According to Greco’s book, ”Understanding and Creating Alternatives to Legal Tender”, page 61, for a community script, such as what was widely used during the 1930s Great Depression:

“One of the fundamental rules of currency issuance is that the issuer be willing to redeem his or her own currency at face value (par), and that she or he be able to generate enough value (sales) in goods and/or services to redeem the currency at the rate of about 1 percent per day, which is equivalent to being able to redeem the entire issue in about three months time.”

His rule of thumb is quite good for small community currencies, with an eye on not creating ponzi-like systems where the late buyers of the currency, or any security, could be left holding the bag.

In regulating new securities markets, regulating bodies try to pay close attention to the expected character of how a reflux rate performs in adverse conditions. This essentially is what the current bank stress tests are all about. It revolves around the question of “how much reserves must be kept on hand to ensure smooth withdrawals, given possible adverse condition scenarios to the supporting inflows”.

For larger asset pools, perhaps lower reflux rates are reasonable to expect, but I wonder how much different the rules should be from smaller pools, given how quickly money funds were evaporating last fall.

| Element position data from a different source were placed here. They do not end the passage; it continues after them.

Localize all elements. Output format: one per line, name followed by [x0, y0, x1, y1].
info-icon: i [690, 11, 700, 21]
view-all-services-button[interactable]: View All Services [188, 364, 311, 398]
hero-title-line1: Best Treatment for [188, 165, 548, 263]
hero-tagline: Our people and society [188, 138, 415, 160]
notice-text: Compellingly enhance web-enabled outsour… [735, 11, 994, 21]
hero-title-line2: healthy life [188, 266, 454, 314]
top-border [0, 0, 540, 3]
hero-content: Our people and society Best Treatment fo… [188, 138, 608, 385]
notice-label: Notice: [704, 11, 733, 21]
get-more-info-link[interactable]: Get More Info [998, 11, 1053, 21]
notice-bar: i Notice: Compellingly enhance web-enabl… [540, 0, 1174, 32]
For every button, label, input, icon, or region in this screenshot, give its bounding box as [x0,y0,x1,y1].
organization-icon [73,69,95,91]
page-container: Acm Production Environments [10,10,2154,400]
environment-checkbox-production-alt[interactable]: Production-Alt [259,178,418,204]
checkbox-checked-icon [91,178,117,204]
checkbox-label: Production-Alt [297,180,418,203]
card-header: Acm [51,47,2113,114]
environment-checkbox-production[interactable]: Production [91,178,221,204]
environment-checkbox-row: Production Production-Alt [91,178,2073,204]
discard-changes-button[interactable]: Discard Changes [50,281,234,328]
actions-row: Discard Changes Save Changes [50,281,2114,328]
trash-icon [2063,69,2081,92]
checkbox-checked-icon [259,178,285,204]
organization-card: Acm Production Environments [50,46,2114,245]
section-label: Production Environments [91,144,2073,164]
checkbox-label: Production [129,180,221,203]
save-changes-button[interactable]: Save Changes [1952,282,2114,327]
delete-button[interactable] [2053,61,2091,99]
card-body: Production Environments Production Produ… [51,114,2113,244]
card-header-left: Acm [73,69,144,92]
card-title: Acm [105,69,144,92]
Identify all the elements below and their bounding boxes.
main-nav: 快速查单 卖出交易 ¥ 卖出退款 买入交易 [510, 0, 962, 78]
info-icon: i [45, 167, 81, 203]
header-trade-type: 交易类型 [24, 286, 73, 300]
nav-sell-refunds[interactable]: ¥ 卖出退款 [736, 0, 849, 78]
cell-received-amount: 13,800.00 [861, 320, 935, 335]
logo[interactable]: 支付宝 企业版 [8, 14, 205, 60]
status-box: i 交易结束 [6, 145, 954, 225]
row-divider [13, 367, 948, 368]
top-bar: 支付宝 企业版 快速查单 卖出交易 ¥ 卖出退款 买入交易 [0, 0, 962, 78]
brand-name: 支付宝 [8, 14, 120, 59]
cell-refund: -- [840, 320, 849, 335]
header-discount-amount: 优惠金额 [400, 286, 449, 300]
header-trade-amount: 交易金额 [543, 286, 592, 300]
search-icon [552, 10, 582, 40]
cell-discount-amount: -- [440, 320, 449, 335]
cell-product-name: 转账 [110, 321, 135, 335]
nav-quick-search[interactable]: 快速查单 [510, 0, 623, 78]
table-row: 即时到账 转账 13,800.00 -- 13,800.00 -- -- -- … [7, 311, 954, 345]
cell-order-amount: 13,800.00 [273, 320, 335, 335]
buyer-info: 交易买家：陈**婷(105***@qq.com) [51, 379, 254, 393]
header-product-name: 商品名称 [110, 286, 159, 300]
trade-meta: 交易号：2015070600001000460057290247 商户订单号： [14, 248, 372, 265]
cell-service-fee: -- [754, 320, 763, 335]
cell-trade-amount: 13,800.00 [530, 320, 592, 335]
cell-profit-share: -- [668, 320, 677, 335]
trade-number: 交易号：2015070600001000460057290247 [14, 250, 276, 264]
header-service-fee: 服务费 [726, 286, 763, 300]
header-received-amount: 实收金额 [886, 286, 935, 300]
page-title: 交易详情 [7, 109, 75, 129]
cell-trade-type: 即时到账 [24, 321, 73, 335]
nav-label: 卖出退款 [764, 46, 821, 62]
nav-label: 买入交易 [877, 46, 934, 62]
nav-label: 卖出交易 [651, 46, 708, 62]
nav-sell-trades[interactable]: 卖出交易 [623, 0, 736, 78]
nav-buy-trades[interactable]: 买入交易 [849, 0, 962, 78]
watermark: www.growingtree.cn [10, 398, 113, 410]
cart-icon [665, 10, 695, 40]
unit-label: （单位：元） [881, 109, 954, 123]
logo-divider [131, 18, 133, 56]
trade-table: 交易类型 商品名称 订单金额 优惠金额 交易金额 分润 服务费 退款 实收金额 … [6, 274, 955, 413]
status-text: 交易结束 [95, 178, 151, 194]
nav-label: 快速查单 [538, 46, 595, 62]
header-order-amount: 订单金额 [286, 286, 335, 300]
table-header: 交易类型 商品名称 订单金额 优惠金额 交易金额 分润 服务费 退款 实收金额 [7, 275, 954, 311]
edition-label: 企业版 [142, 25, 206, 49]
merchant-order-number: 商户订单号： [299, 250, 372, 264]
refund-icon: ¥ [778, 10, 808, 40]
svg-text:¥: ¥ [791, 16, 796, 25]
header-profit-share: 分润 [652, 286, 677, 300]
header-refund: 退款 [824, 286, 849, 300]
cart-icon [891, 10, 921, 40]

But for new currencies and securities, or currencies that are not expected to have a useful life of multiple years (such as Depression style script), this question becomes all the more important. From a strong securities marketplace, to closing out the fund, script, or mortgage market, in a way that is “fair” to the late buyers is something that is reasonable to expect, and a regulatory framework developed for an open currency marketplace should reflect this.